For a data scientist, it is of utmost importance to get a good grip on the concepts of gradient descent algorithm as it is widely used for optimizing the objective function / loss function related to various machine learning algorithms such as regression & neural networks in order to learn weights.

First, let’s break the complete word which is of two words.
Gradient — A Slope

Descent:- That means descending.

Introduction to Gradient Descent Algorithm

Gradient descent algorithm is an optimization algorithm which is used to minimize the function. For machine learning, it is also termed as the cost function or loss function.
It is the loss function which is optimized (minimized) and gradient descent is used to find the most optimal value of weights which minimizes the loss function.
- Loss function is the measure of the squared difference between actual values and predictions.

What is Gradient Descent?

The gradient descent of a function at any point, represent the direction of decrease or descent of function at that point.

In the below graph, on the Horizontal axis we have our feature , on the vertical axis we have Mean Squared Error (MSE).

It’s a bowl shape which means convex. Therefore we always have a global minima point. This is the point where model generates the smallest possible Mean Squared Error.

Gradient Descent Algorithm is used to find this value. It is used all over the place in machine learning, not just for linear regression, but for training for example some of the most advanced neural network models in deep learning.

How to calculate Gradient Descent?

Step-1: Initialize the weights randomly

Step-2: Update function

a) we calculate the partial derivative of the MSE with respect to w.
b) we multiply this with alpha which is called learning rate. alpha allows us to adjust how big our steps going to be.

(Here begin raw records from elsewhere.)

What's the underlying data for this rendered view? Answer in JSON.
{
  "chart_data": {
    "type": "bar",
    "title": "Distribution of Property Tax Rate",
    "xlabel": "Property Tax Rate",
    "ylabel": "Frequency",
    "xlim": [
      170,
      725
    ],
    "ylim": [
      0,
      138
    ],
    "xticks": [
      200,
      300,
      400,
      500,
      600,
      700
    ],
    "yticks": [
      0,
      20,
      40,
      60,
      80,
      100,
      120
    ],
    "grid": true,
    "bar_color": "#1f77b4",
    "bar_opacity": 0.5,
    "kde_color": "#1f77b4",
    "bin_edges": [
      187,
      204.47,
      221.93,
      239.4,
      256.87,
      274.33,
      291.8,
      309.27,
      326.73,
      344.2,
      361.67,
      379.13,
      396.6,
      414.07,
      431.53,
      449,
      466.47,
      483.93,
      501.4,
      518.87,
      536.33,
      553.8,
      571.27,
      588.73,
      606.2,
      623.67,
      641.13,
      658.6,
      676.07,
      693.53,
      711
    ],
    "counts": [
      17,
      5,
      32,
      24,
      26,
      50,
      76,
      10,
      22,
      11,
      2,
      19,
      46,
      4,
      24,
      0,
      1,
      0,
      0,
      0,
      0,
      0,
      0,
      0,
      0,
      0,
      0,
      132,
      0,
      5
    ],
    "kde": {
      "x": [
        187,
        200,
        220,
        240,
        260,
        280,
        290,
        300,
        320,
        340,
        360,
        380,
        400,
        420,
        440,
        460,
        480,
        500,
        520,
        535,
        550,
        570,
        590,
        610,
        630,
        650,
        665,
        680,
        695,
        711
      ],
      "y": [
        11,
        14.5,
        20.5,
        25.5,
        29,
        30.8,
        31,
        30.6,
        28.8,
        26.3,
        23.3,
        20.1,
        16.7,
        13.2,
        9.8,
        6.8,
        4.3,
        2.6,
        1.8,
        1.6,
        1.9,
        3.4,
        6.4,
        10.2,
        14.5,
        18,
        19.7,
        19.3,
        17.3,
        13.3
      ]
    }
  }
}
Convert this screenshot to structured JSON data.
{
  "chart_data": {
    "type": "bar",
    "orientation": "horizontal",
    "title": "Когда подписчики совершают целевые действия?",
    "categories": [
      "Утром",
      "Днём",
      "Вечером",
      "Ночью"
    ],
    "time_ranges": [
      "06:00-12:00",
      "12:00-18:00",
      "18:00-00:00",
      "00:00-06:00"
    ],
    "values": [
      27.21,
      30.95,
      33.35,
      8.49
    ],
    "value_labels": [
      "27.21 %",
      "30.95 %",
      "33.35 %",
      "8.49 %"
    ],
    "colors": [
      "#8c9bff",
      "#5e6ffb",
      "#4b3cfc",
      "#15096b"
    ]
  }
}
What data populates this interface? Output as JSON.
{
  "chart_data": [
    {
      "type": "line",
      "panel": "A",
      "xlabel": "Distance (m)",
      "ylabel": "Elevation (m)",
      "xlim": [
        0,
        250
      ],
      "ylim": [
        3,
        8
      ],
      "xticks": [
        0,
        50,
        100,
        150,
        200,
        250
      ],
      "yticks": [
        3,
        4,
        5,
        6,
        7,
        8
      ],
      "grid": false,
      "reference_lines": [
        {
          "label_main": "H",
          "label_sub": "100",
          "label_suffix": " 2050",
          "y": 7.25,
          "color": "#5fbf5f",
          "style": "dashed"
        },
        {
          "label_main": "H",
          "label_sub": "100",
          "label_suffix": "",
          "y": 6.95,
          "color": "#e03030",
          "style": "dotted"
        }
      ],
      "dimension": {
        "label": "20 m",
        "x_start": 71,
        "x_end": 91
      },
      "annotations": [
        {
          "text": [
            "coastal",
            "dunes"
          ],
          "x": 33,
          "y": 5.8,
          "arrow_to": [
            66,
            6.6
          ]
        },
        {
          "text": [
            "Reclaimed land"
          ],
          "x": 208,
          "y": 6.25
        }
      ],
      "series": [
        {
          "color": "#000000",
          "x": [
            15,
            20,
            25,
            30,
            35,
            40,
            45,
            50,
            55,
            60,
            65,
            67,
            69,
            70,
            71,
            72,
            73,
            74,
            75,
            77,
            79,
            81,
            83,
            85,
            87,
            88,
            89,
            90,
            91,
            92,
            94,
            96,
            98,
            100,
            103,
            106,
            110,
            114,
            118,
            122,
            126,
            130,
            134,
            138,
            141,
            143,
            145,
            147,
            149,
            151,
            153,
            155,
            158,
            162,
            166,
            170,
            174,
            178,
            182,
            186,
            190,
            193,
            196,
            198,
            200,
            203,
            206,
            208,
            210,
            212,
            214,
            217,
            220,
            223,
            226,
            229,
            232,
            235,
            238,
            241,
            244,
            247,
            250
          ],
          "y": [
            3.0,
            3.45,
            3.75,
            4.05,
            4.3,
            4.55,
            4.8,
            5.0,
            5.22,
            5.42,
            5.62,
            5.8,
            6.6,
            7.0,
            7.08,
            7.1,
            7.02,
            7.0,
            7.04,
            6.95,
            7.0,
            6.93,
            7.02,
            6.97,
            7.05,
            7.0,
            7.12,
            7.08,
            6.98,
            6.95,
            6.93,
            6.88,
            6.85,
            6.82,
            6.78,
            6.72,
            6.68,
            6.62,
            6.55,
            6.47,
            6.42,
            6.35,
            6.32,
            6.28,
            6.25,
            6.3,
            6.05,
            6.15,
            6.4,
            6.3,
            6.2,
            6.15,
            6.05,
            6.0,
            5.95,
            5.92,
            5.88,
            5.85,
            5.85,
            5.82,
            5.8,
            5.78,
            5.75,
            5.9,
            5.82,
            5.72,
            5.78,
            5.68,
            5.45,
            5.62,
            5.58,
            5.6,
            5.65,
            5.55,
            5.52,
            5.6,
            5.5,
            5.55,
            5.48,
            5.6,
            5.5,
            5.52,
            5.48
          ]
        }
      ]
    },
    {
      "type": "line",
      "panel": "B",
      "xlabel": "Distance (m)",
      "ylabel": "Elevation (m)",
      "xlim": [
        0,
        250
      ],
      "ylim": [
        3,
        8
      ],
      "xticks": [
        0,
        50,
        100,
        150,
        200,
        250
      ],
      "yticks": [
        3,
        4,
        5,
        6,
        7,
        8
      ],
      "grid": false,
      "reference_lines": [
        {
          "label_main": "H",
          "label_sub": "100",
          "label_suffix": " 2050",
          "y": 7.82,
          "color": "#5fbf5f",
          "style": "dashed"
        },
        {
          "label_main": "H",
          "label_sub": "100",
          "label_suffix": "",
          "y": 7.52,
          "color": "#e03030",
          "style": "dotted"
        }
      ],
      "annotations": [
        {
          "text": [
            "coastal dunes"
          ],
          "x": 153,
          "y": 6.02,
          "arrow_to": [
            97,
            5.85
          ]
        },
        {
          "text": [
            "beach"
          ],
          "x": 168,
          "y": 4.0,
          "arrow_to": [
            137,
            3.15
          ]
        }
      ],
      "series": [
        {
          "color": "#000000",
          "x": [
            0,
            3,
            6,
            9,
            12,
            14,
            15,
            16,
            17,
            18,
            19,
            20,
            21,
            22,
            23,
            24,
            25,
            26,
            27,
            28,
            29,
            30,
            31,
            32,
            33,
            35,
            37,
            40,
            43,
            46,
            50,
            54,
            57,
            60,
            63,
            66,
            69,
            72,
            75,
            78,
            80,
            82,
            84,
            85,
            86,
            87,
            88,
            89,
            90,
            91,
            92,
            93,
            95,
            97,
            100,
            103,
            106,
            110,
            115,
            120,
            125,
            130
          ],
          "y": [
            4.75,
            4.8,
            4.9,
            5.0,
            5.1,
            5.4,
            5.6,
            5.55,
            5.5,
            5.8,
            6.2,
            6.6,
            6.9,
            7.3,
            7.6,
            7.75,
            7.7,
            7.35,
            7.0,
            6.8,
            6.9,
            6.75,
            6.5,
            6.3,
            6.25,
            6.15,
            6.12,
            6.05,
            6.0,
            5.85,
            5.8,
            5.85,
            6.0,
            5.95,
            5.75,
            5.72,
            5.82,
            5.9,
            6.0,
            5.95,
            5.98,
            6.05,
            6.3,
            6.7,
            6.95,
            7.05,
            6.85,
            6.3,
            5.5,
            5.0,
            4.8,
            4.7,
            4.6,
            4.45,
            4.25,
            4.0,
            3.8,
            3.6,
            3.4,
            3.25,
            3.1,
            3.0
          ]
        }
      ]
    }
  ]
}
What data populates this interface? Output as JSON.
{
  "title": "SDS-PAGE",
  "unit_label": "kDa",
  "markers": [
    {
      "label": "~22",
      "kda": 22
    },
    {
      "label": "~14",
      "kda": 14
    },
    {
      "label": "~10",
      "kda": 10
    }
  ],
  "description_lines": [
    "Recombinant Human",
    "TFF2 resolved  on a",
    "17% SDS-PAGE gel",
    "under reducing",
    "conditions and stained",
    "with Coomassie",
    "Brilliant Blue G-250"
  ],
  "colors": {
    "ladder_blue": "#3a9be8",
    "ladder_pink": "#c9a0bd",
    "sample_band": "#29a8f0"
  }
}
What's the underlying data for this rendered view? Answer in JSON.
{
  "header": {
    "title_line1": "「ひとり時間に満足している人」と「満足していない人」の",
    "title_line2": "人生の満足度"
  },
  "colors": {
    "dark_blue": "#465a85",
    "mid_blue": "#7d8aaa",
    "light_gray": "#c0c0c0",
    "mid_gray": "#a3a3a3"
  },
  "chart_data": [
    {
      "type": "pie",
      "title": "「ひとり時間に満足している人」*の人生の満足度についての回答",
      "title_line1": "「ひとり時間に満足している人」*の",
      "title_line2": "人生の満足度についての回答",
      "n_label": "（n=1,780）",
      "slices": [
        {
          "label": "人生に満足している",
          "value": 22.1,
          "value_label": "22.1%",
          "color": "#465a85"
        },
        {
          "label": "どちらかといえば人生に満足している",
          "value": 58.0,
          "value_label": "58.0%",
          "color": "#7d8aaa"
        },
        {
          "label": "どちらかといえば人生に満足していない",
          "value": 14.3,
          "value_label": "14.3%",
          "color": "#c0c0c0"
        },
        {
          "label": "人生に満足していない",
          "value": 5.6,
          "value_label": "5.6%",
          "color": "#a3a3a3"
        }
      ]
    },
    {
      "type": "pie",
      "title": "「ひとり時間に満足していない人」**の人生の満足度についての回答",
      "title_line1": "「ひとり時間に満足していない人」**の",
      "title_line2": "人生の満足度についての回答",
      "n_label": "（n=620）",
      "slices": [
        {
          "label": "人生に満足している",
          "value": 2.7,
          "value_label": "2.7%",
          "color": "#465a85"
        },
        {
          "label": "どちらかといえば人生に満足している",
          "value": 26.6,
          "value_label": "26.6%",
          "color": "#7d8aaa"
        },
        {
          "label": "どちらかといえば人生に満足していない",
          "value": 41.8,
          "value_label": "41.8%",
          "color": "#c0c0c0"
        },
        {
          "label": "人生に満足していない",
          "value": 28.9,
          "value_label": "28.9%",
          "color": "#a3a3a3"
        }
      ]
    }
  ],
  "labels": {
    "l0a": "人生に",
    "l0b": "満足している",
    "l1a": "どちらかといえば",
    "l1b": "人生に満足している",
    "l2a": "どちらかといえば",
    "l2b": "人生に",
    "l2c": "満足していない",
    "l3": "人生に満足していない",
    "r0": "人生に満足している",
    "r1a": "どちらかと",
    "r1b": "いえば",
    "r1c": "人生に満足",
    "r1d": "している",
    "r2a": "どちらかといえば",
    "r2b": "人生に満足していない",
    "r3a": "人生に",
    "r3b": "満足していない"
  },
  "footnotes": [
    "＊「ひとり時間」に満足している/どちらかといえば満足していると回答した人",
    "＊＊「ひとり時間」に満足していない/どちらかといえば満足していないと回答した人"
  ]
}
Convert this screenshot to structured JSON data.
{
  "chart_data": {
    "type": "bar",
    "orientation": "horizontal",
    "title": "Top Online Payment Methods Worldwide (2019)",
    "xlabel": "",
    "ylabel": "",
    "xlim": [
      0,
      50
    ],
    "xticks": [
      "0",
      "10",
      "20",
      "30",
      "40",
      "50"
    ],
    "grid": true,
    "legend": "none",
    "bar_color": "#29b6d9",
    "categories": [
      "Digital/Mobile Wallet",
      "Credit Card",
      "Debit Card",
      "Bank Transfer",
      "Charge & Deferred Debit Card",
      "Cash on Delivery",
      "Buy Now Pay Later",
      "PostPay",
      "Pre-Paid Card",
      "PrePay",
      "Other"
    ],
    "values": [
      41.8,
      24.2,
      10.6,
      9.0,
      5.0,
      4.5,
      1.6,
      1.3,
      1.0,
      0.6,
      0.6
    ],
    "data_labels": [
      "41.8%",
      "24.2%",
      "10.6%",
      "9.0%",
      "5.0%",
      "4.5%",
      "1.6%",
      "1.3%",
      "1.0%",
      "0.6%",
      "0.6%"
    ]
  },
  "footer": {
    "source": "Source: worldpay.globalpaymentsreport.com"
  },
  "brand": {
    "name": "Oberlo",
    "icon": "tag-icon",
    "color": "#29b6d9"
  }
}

Steps are shown as arrows in the previous graph (Decreasing)
c) we subtract this value from our w.
d) we go back to step 2 and repeat it until our MSE doesn’t move, which means partial derivative of MSE becomes zero.
# you can also set up other conditions as well, such as iteration number or threshold on delta between consecutive changes in MSE.

Here alpha means Learning Rate that lies between 0.1 to 1

Learning Rate is the steps that are taken to reach the local minimum of the function(Basically a Hyperparameter).

If the learning rate is too high, it will skip the global minima and will keep bouncing between the convex function of the gradient.

If Gradient Descent is working properly, the cost function should decrease after every iteration. Now, when it comes to iterations to reach the correct minima we should remember that it could take 50 , 50000 or 5 million iterations to reach the minima based on the task at hand.

Step-3: The weights will need to be updated until function minimizes or converges.

Types of Gradient Descent

Batch Gradient Descent

At every iteration of gradient descent, we’re calculating the MSE by iterating through all the data points in our dataset. This gradient descent is called Batch Gradient Descent.

Batch Gradient descent works well when you have small number of data points and small amount of features. Imagine you have hundreds or thousands of features and millions of data points. Well, things get pretty slow at that scenario.

Stochastic Gradient Descent

In this version, at each iteration, we calculate MSE with only one data point. But since we work with only one training example, when the number of training examples is large, we have to do a lot of iterations in total to be able to find optimal values.

Mini Batch gradient descent

In this version at each iteration, we calculate MSE with subset of data points where the number of data points in the subset is k and k < n.
This version is by far the most effective one.
At each iteration, we still capture good amount of training examples, but not all so we can process faster.

--

--